Celebrating with your kids

By V. Garcia- Assistant Publisher December 27, 2019

Traditionally, New Year’s Eve is considered a holiday for grownups. True, midnight is past most kids’ bedtimes, but there are still plenty of fun ways to usher in the New Year with children.

Party Activity Ideas

1. Here are some fun ideas for creating New Year's Eve traditions for families with kids:

2. Have the kids spend time scrap-booking their memories from the previous year or making time capsules that will be remain sealed until the children turn 18--or at least until the next New Year's Eve.

3. Get fancy! Play dress up with young children. Bring out the bow ties, high heels, feather boas, lipstick, and pearls. Make it even more exciting by adding a photo booth!

4. Hold a mock New Year’s Eve for young children, celebrating at 7 or 8 p.m. instead of midnight.

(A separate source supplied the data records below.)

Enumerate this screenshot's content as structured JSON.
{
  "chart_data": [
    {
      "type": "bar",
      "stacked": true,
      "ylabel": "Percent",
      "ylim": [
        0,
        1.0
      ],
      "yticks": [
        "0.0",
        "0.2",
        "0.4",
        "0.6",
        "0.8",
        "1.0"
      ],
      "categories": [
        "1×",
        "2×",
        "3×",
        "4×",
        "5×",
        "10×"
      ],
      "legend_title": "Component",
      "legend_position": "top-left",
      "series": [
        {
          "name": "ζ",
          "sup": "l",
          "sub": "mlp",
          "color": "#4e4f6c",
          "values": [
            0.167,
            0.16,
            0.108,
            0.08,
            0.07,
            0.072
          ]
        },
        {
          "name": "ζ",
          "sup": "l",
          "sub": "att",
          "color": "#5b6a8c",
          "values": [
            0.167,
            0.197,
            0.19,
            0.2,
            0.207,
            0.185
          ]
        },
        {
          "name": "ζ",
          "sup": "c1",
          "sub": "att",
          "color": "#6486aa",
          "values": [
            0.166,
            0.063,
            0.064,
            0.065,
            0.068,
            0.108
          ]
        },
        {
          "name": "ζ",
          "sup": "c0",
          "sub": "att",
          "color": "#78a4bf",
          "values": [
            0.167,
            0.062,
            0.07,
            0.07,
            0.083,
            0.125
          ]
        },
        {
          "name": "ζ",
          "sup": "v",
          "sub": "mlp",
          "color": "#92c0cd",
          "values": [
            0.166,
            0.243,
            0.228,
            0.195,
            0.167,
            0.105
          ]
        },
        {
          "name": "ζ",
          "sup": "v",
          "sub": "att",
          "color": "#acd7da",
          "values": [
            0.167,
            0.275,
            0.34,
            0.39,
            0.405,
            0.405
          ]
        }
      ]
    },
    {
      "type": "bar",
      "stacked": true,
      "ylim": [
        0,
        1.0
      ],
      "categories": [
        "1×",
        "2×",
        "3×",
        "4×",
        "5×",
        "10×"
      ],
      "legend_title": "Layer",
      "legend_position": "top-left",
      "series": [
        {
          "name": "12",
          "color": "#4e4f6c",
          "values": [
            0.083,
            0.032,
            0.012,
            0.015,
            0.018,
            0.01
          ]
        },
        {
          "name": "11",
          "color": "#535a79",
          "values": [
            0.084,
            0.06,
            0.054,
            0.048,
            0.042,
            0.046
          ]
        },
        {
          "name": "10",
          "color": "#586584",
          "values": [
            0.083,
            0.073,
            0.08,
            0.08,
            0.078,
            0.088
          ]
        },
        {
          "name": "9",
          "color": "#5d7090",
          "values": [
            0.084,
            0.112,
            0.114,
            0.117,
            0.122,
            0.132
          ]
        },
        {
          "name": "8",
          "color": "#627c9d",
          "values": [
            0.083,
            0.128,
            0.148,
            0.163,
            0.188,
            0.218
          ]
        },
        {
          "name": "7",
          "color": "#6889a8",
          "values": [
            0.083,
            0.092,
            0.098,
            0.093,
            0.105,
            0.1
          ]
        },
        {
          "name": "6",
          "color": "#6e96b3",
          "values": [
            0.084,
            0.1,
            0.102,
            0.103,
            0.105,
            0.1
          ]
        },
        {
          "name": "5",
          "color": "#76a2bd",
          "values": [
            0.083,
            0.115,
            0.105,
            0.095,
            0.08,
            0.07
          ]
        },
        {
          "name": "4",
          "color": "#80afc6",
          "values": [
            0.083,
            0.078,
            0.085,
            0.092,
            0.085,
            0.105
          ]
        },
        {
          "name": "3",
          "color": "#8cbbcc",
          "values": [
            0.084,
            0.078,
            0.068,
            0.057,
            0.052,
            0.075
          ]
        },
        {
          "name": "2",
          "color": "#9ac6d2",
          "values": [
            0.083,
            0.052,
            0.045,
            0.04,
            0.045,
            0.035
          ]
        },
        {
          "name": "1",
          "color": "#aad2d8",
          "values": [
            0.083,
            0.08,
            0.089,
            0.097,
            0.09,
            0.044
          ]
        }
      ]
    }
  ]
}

5. Make a ball-shaped piñata that resembles the big ball that drops in New York City. You can even have the kids help you decorate it with paint, sparkly beads and glitter, at midnight, let the kids bang it open.

6. Use a balloon drop kit or make your own by filling some netting or a plastic tablecloth with inflated balloons. Tape the balloon-filled net to the ceiling in the party room and release them when guests reach the end of their midnight countdown.

7. Have kids make their snack bags to open up and enjoy at midnight. They can fill brown paper lunch bags with treats such as New Year’s cookies or winter trail mix. Have them draw their countdown clocks on circles cut out of card stock or sheets of foam, and paste them into the bags.

8. Have kids help paint the numbers on the cookies for this cake, then take one off and eat it for every hour that passes. At midnight, it's finally time to cut and enjoy the rest of the cake!

9. Goal setting. So often it’s just us parents setting goals for the year, but this year I want to get the kids involved too. It doesn’t have to be over the top, just simple goals that work for their age like, what places would they like to visit more? What do they want to do in the afternoons more often? What dinners might they like regularly?

10. Letter to my future self. I’m going to have the kids write a letter about what they hope happens in the next year. They could write about school, their friends and how much they enjoy playing with them or even the dreams they wish will come true. 

Wishing you and yours a very Happy New Year!